The real jury is the FBI, and they have rendered their verdict.

Perhaps, after millions of dollars' legal expenses and a couple of shattered reputations, a court will throw out the indictment. But the damage will be done, and the signal will have been sent: the United States does not want to have anything to do with your commerce or your insight. Don't mess with the US casino industry. They are too powerful, and they will destroy you if you encroach on their turf.

Addendum: From those same TS forums (not to mention personal experience), liquidity is decreasing, as well. This is not necessarily TS/Intrade's fault, but it is still a damn shame.

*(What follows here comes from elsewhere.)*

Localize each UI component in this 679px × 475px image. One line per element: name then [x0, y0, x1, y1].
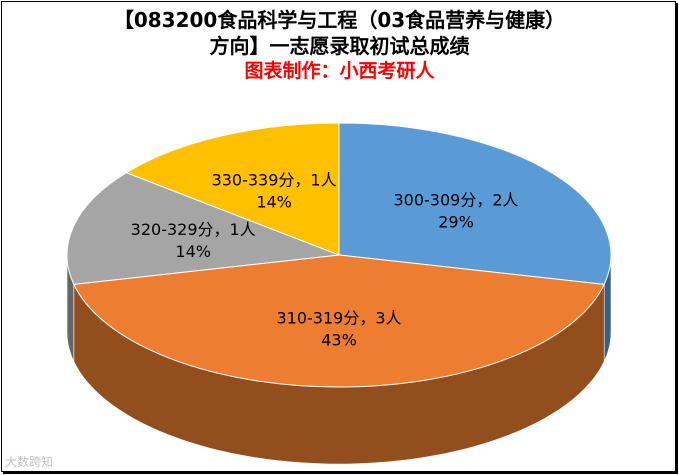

I hope Paul Tetlock, Justin Wolfers, and other academics who have made mini-careers out of certifying the results of online prediction markets are equally fine with the decimation of said markets. (Perhaps Wolfers will entertain the fiction that play money markets are equally effective forecasters, so the ban won't affect him. Ha!) Even if that was only a secondary effect of the NETeller ban (the primary effect of which was to land a second, decisive blow to offshore gambling enterprises), it is an effect all the same. Tradesports/Intrade must either issue a statement soon about its intentions (business as usual? fight to the bitter end?), or close up shop to US investors before they walk out on their own accord.

Not being able to travel in the United States is a major cost. Tradesports has already paid a $150,000 fine to make nice with the CFTC, but you never pay somebody off once. You either pay them off until they choke you, pay them off until you reach a trust-based understanding, or you shrug them off.